Was noch? Eine Druckkammer, günstig aus Stoff, habe ich mir noch zugelegt. Das schottet den Drucker von der Außenwelt ab und sorgt für konstante Temperaturen. Zusätzlich erlaubt die eingebaute Belüftung noch das Drucken giftigerer Kunststoffe wie ABS. Ausprobiert habe ich das aber noch nicht. Letzte Woche hatte ich den ersten Versuch mit einem anderen Filament als PLA+, und zwar TPU. Tja, ein neues Feld der Optimierung. Gut sehen die Drucke da noch nicht aus.
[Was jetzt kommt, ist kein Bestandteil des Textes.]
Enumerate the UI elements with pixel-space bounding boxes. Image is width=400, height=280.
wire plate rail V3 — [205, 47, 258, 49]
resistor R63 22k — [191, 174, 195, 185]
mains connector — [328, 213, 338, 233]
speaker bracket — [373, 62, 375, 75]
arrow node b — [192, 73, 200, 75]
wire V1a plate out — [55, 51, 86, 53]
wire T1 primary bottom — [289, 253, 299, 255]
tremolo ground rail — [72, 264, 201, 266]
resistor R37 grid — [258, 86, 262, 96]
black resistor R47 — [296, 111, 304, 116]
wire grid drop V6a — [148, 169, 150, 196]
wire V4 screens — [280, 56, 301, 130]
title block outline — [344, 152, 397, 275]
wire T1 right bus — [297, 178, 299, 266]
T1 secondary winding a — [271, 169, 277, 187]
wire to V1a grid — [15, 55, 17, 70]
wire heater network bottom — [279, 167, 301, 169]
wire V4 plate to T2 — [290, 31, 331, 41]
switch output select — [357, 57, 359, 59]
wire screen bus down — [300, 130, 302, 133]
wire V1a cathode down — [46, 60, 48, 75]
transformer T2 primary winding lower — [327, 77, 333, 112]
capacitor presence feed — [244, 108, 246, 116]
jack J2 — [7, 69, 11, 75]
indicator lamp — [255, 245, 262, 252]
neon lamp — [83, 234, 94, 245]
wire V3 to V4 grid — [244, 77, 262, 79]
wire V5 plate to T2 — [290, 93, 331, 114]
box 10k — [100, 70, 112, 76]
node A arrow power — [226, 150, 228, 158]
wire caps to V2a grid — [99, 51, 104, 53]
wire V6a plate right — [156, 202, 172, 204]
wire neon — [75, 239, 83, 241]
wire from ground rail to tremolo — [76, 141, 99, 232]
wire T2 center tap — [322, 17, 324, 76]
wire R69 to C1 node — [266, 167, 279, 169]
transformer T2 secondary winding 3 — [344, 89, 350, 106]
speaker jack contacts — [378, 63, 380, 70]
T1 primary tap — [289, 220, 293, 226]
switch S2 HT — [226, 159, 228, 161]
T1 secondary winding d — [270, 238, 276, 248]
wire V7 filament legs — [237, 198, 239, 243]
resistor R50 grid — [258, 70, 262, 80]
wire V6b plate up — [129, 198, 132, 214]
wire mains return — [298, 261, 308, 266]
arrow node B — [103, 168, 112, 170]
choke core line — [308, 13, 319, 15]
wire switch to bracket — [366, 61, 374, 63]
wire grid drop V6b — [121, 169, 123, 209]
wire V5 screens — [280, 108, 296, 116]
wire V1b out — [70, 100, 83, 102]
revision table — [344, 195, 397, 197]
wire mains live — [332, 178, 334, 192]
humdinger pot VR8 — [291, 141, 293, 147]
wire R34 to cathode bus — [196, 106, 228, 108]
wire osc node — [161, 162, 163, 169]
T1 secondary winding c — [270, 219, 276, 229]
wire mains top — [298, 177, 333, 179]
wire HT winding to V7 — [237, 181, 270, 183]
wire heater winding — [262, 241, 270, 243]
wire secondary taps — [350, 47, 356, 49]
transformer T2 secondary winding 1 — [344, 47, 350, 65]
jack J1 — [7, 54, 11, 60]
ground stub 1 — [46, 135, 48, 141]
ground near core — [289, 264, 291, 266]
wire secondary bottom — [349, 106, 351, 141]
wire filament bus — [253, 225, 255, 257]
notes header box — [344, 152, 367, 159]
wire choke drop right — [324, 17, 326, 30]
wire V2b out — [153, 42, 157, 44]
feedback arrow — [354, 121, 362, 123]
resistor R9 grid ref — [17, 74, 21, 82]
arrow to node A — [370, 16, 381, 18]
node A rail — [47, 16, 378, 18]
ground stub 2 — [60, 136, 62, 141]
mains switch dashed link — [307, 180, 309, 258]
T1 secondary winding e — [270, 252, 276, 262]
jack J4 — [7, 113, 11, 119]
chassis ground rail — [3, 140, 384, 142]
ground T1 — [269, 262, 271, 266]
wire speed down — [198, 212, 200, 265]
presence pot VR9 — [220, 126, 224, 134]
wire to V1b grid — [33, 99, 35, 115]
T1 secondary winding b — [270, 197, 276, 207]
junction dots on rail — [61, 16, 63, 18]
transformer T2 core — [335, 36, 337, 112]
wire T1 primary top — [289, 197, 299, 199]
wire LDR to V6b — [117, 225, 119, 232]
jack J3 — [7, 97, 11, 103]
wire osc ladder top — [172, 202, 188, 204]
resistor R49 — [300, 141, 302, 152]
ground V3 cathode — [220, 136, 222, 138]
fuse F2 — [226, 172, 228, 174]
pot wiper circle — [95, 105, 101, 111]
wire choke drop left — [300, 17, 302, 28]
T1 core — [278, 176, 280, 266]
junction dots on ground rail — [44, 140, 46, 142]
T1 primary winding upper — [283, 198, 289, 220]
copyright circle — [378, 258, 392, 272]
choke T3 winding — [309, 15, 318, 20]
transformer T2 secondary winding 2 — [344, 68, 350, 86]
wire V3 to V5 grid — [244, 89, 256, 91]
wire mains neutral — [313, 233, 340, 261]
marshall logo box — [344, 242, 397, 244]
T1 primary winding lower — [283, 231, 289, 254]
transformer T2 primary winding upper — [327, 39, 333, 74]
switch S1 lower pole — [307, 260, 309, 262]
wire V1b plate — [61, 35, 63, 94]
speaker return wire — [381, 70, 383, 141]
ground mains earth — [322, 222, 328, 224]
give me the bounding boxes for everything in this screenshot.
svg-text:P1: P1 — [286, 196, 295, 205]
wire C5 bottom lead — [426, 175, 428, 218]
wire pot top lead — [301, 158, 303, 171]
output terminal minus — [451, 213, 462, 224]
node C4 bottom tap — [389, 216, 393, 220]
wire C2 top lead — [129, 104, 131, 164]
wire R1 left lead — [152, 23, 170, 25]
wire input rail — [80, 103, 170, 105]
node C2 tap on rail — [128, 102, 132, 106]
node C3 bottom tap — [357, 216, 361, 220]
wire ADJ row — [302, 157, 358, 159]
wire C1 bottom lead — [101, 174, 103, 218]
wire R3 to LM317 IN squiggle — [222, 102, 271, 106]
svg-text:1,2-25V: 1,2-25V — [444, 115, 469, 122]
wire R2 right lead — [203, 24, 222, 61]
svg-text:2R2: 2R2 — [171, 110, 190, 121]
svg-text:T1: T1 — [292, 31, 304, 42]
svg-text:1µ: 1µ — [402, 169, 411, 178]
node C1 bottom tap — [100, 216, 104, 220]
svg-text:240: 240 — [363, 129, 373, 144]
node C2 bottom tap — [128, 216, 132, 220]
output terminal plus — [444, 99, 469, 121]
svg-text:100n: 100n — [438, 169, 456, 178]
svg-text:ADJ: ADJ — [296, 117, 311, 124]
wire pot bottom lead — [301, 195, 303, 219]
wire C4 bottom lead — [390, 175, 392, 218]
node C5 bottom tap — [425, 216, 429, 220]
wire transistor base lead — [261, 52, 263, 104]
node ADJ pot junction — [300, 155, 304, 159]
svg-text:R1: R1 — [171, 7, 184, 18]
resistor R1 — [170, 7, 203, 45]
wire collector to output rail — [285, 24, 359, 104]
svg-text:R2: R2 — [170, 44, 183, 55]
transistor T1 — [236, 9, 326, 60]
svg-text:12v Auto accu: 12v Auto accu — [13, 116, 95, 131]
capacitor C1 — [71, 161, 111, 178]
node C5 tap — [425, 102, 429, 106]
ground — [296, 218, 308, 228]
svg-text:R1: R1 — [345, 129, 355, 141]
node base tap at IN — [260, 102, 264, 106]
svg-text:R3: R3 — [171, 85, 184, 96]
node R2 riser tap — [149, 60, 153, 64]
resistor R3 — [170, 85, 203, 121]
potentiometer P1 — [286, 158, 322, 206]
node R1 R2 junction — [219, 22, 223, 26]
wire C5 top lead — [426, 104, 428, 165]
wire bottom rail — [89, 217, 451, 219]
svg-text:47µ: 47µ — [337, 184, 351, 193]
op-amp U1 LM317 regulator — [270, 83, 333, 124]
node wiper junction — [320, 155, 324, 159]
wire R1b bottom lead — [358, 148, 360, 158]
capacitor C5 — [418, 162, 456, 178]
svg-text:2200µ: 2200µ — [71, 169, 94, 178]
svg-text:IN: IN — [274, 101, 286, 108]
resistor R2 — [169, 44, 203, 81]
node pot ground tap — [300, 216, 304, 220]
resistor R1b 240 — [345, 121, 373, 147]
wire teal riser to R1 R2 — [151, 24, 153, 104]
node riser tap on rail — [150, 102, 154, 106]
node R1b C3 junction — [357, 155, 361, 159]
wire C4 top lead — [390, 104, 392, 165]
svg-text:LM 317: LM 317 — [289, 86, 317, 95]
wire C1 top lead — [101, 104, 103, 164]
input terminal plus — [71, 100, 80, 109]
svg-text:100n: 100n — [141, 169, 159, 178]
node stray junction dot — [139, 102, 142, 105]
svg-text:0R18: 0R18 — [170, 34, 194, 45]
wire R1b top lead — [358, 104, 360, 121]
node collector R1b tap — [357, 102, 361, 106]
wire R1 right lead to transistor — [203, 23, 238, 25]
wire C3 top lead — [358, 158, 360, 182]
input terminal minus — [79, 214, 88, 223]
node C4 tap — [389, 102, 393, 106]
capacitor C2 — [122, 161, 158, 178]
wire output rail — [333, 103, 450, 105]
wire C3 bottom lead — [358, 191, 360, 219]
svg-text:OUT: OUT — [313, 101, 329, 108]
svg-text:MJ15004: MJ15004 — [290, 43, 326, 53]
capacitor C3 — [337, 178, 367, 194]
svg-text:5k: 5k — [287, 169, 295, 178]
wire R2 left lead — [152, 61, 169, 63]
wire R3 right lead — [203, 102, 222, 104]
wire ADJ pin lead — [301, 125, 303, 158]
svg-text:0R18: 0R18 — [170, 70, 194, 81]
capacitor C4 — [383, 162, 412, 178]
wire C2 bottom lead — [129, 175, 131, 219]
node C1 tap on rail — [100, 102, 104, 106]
Ah, und einen Sensor muss noch verbaut werden, damit der Druck automatisch stoppt, wenn das Kunststofffilament leer ist. Dadurch würde ich mir viele angebrochene Rollen sparen.
Aber habe ich nur optimiert? Natürlich nicht. Ich habe auch viel gedruckt. Viel Unnötiges, ein paar Deko-Gegenstände und doch auch einige praktische Sachen. MagSafe Tischladegerät für mein iPhone* und Apple Watch*, eine Ladeschale für meine Logitech G Pro Superlight*, Tischbefestigungen für die Joysticks, Kabelhalterungen, Fächer für Schubladen, Spiele, Schutzhüllen, Notebookhalterungen, ... Die Liste ist noch viel länger. Da ich bis heute noch kein 3D-Modelling beherrsche alles Dank anderer User, die ihre Modelle ins Internet stellen. Ich stolpere über ein Problem, ich suche im Internet nach einer passenden Lösung, ich drucke sie. Und das auch noch günstiger, als es irgendwo zu kaufen. Ein Notebookständer? Unter zwei Euro und in 15 Stunden gedruckt.
Um ehrlich zu sein, ich dachte nicht, dass ich so viel Spaß an einem 3D-Drucker haben würde. Aber ich dachte auch nicht, wie nützlich die Dinger sind. Aber man muss sich darüber im Klaren sein, dass man sich mit der Materie beschäftigen muss, egal ob der Drucker teuer oder günstig ist. Auch bei teuren Drucker ist das Wissen notwendig, um wirklich gute Drucke zu erzielen. Mein günstiger Drucker passt für mich sehr gut. Der einzige Grund, weshalb ich zu einem teureren Modell greifen würde, wäre die Möglichkeit mit mehreren Farben oder Materialien zu drucken. Das ist aktuell so kompliziert, dass ich es nicht mache.